Workplace 365 E5 – Audit data are retained for three hundred and sixty five days (one 12 months). Which means you’ll be able to search the audit log for actions that had been carried out throughout the final 12 months. Retaining audit data for one 12 months can be accessible for customers which are assigned an E3/Alternate On-line Plan 1 license and have an Workplace 365 Superior Compliance add-on license.
What if I’ve E5 or different license that has greater than 90 days?
Simply outline a guide startdate as a substitute of the ‘most’ as a result of the variable most is about to 90 days, which is the default for nearly everybody.
Can this script additionally purchase Message Hint Logs?
In the meanwhile it can’t, however there are a number of open-source scripts accessible that may enable you with getting the MTL One instance might be discovered right here: https://gallery.technet.microsoft.com/scriptcenter/Export-Mail-logs-to-CSV-d5b6c2d6
Recognized errors
StartDate is later than EndDate
This error happens typically on the remaining step of the script if in case you have not outlined an endDate. Doublecheck if in case you have all of the logs utilizing Possibility 1 to validate if in case you have all logs. Different: Outline an endDate
Import-PSSession : No command proxies have been created, as a result of the entire requested distant….
This error is triggered when the script didn’t shut appropriately and an lively session will probably be operating within the background. The script tries to import/load all modules once more, however this isn’t needed since it’s already loaded. This error message has no impression on the script and will probably be gone when the open session will get closed. This may be achieved by restarting the PowerShell Home windows or getting into the next command: Get-PSSession | Take away-PSSession
Audit logging is enabled within the Workplace 365 setting however no logs are getting displayed?

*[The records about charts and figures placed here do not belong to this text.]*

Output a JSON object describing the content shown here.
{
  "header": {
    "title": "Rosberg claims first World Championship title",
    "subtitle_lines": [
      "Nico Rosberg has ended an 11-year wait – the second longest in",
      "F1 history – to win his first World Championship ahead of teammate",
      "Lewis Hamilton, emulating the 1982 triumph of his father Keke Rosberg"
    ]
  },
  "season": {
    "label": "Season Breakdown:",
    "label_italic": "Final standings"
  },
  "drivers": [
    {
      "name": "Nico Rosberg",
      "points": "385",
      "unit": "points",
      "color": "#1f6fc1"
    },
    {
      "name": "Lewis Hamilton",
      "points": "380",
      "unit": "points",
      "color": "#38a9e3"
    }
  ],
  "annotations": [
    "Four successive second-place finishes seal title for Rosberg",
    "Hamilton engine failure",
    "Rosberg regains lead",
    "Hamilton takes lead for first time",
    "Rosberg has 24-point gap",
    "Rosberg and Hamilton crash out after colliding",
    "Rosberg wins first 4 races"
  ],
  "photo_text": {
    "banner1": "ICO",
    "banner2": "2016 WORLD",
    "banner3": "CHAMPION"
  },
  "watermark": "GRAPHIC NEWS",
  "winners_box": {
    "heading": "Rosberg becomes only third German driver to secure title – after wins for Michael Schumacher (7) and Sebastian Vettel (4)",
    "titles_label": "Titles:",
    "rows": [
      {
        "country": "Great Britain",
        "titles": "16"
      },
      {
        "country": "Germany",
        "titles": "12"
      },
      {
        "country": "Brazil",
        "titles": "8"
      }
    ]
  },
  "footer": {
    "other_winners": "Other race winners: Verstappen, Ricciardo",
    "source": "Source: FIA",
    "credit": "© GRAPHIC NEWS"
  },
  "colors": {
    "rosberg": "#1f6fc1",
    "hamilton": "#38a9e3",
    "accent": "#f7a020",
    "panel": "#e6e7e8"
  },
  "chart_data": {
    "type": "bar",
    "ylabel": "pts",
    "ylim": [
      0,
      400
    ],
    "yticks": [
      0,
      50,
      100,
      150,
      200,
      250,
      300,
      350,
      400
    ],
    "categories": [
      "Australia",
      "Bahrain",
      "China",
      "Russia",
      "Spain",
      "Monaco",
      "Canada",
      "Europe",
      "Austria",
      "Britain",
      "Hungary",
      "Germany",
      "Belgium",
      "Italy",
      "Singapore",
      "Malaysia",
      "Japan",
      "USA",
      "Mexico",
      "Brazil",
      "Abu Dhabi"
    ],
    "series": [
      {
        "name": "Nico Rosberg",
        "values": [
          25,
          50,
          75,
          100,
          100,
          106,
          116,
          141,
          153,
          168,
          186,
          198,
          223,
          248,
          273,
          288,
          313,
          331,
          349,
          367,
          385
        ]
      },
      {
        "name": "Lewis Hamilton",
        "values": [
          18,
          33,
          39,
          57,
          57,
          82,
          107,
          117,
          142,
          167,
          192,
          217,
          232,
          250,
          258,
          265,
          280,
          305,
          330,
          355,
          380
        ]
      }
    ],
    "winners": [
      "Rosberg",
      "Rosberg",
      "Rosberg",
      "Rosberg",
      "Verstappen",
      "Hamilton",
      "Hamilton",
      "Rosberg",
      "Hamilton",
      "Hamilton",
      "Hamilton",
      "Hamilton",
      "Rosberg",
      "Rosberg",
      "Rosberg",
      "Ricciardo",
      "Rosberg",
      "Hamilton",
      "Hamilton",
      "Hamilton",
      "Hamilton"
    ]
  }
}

The person should be assigned an Workplace 365 E5 license. Alternatively, customers with an Workplace 365 E1 or E3 license might be assigned an Superior eDiscovery standalone license. Directors and compliance officers who’re assigned to circumstances and use Superior eDiscovery to investigate information do not want an E5 license.
Audit log search argument begin date needs to be after
The beginning date needs to be earlier then the tip date.
New-PSSession: [outlook.office365.com] Connecting to take away server outlook.office365.com failed with the next error message: Entry is denied.
The password/username mixture are incorrect or the person has not sufficient privileges to extract the audit logging.
Invalid Argument “Can’t convert worth” to kind “System.Int32”
Protected to disregard, solely noticed this on PowerShell on macOS, the script will work nice and proceed.